Figure 1: plot histogram of lenths of CpG islands
Small and wide figures can be specified by fig.small and fig.wide code chunk options.
Figure 2: Small figure
Barplot of one categorical data: chromosome for cpgi_df.
Figure 3: Wide figure
Color according to chromosome type for cpgi_df.
To decide if the CpG island is large (>1500), normal (<=1500 and >700) or short (<=700), without loop structures, subsetting is very useful.
cpglen <- tibble(cpgi_df$X3-cpgi_df$X2+1)
cpglen <- cpglen %>% mutate( size = if_else( cpglen > 1500, "large", if_else( cpglen > 700, "normal", "short" )))
cpglen[100,]
## # A tibble: 1 x 2
## `cpgi_df$X3 - cpgi_df$X2 + 1` size
## <dbl> <chr>
## 1 1048 normal
Due to technical bias in experiments or natural variation in the samples, the statistical treatment of data is needed when measuring gene expression values for a certain gene.
To do this in the tidyverse, the indicated package is infer because implements an expressive grammar to perform statistical inference that coheres with a tidy design framework.
The workflow of this package is designed around the following funcitons:
specify() allows you to specify the variable, or relationship between variables, that you’re interested in.hypothesize() allows you to declare the null hypothesis.generate() allows you to generate data reflecting the null hypothesis.calculate() allows you to calculate a distribution of statistics from the generated data to form the null distribution.The Poisson distribution is commonly used to model count data such as sequencing read counts. Let’s simulate \(30\) random variables with a mean parameter of \(50\).
library(Distributacalcul)
library(tidymodels)
set.seed(21)
sample1= rpois(30,50)
sample2= rpois(30,50)
sample=tibble(sample1,sample2)
The specify() function can be used to specify that the vector sample1 in this tibble will be our response variable.
sample %>% specify(response = sample1) %>% class()
## [1] "infer" "tbl_df" "tbl" "data.frame"
The next step in the infer pipeline is often to declare a null hypothesis using hypothesize(). In this case, the null hypothesis is that the mean of the sample in our population is \(46\).
sample %>% specify(response = sample1) %>% hypothesize(null = "point", mu = 47)
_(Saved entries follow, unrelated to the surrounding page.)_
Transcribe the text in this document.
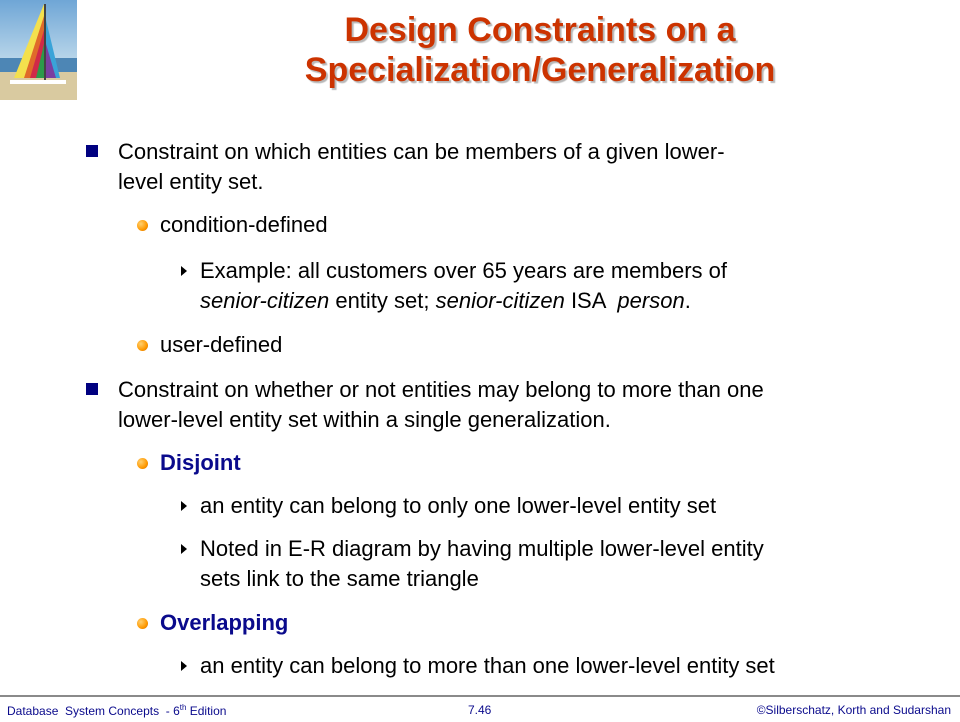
Design Constraints on a
Specialization/Generalization
Constraint on which entities can be members of a given lower-
level entity set.
condition-defined
Example: all customers over 65 years are members of
senior-citizen entity set; senior-citizen ISA  person.
user-defined
Constraint on whether or not entities may belong to more than one
lower-level entity set within a single generalization.
Disjoint
an entity can belong to only one lower-level entity set
Noted in E-R diagram by having multiple lower-level entity
sets link to the same triangle
Overlapping
an entity can belong to more than one lower-level entity set
Database  System Concepts  - 6th Edition	7.46	©Silberschatz, Korth and Sudarshan
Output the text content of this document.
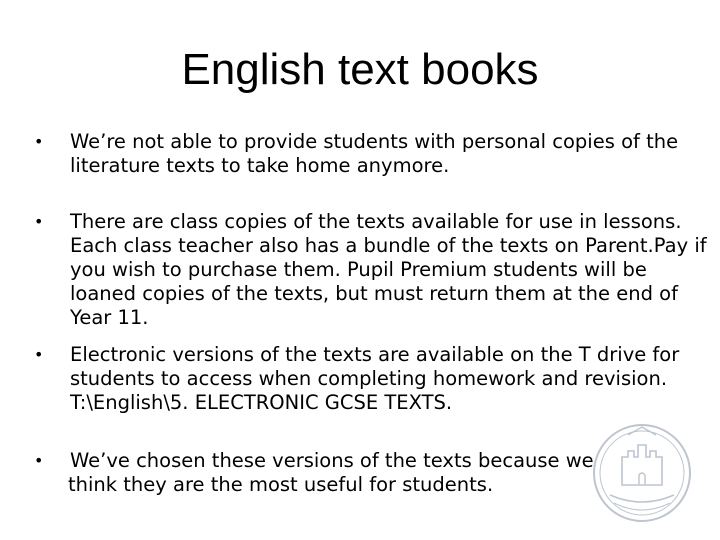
English text books
• We’re not able to provide students with personal copies of the literature texts to take home anymore.
• There are class copies of the texts available for use in lessons. Each class teacher also has a bundle of the texts on Parent.Pay if you wish to purchase them. Pupil Premium students will be loaned copies of the texts, but must return them at the end of Year 11.
• Electronic versions of the texts are available on the T drive for students to access when completing homework and revision. T:\English\5. ELECTRONIC GCSE TEXTS.
• We’ve chosen these versions of the texts because we
think they are the most useful for students.
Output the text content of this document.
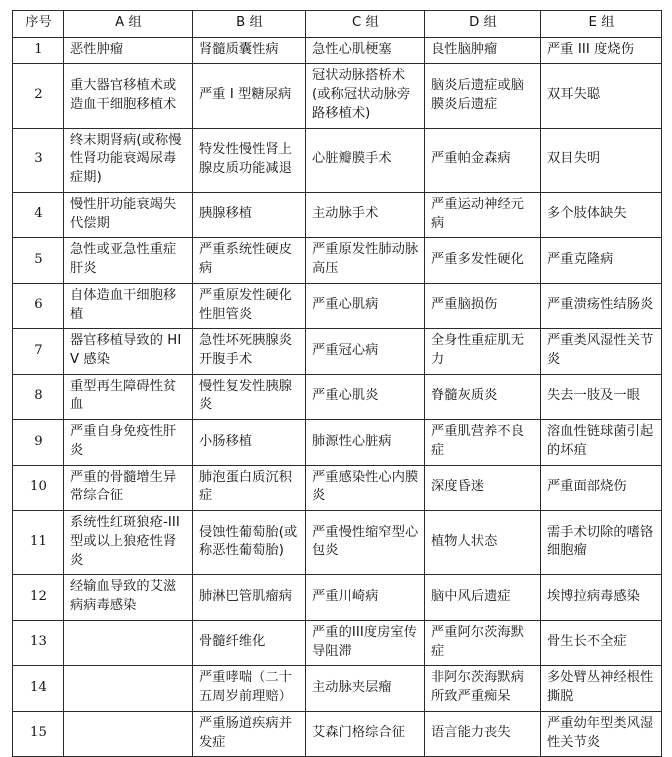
序号	A 组	B 组	C 组	D 组	E 组
1	恶性肿瘤	肾髓质囊性病	急性心肌梗塞	良性脑肿瘤	严重 III 度烧伤
2	重大器官移植术或造血干细胞移植术	严重 I 型糖尿病	冠状动脉搭桥术(或称冠状动脉旁路移植术)	脑炎后遗症或脑膜炎后遗症	双耳失聪
3	终末期肾病(或称慢性肾功能衰竭尿毒症期)	特发性慢性肾上腺皮质功能减退	心脏瓣膜手术	严重帕金森病	双目失明
4	慢性肝功能衰竭失代偿期	胰腺移植	主动脉手术	严重运动神经元病	多个肢体缺失
5	急性或亚急性重症肝炎	严重系统性硬皮病	严重原发性肺动脉高压	严重多发性硬化	严重克隆病
6	自体造血干细胞移植	严重原发性硬化性胆管炎	严重心肌病	严重脑损伤	严重溃疡性结肠炎
7	器官移植导致的 HIV 感染	急性坏死胰腺炎开腹手术	严重冠心病	全身性重症肌无力	严重类风湿性关节炎
8	重型再生障碍性贫血	慢性复发性胰腺炎	严重心肌炎	脊髓灰质炎	失去一肢及一眼
9	严重自身免疫性肝炎	小肠移植	肺源性心脏病	严重肌营养不良症	溶血性链球菌引起的坏疽
10	严重的骨髓增生异常综合征	肺泡蛋白质沉积症	严重感染性心内膜炎	深度昏迷	严重面部烧伤
11	系统性红斑狼疮-III 型或以上狼疮性肾炎	侵蚀性葡萄胎(或称恶性葡萄胎)	严重慢性缩窄型心包炎	植物人状态	需手术切除的嗜铬细胞瘤
12	经输血导致的艾滋病病毒感染	肺淋巴管肌瘤病	严重川崎病	脑中风后遗症	埃博拉病毒感染
13		骨髓纤维化	严重的III度房室传导阻滞	严重阿尔茨海默症	骨生长不全症
14		严重哮喘（二十五周岁前理赔）	主动脉夹层瘤	非阿尔茨海默病所致严重痴呆	多处臂丛神经根性撕脱
15		严重肠道疾病并发症	艾森门格综合征	语言能力丧失	严重幼年型类风湿性关节炎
## Response: sample1 (integer)
## Null Hypothesis: point
## # A tibble: 30 x 1
## sample1
## <int>
## 1 55
## 2 53
## 3 62
## 4 41
## 5 57
## 6 60
## 7 52
## 8 37
## 9 49
## 10 33
## # … with 20 more rows
Now we do this \(1000\) times and calculate the mean of each sample using bootstraping, by repeatedly taking samples from the original sample with replacement and forming a null distribution.
sample %>% specify(response = sample1) %>% hypothesize(null = "point", mu = 47) %>% generate(reps = 1000, type = "bootstrap")
## Response: sample1 (integer)
## Null Hypothesis: point
## # A tibble: 30,000 x 2
## # Groups: replicate [1,000]
## replicate sample1
## <int> <dbl>
## 1 1 58.2
## 2 1 58.2
## 3 1 53.2
## 4 1 43.2
## 5 1 39.2
## 6 1 48.2
## 7 1 35.2
## 8 1 56.2
## 9 1 45.2
## 10 1 54.2
## # … with 29,990 more rows
With the output of generate(), we now supply calculate() with the stat argument set to “mean”.
tibble(sample1) %>% specify(response = sample1) %>% hypothesize(null = "point", mu = 47) %>% generate(reps = 1000, type = "bootstrap") %>% calculate(stat = "mean")
## # A tibble: 1,000 x 2
## replicate stat
## <int> <dbl>
## 1 1 43.5
## 2 2 45.2
## 3 3 47.8
## 4 4 48.0
## 5 5 48.4
## 6 6 45.5
## 7 7 46.2
## 8 8 47.6
## 9 9 48
## 10 10 48.2
## # … with 990 more rows
The output shows the sample statistic mean for each of our \(1000\) replicates. Now we can visualize whether this statistic is relative to the distribution by using visualize().
null_dist <- sample %>% specify(response = sample1) %>% hypothesize(null = "point", mu = 47) %>% generate(reps = 1000, type = "bootstrap") %>% calculate(stat = "mean")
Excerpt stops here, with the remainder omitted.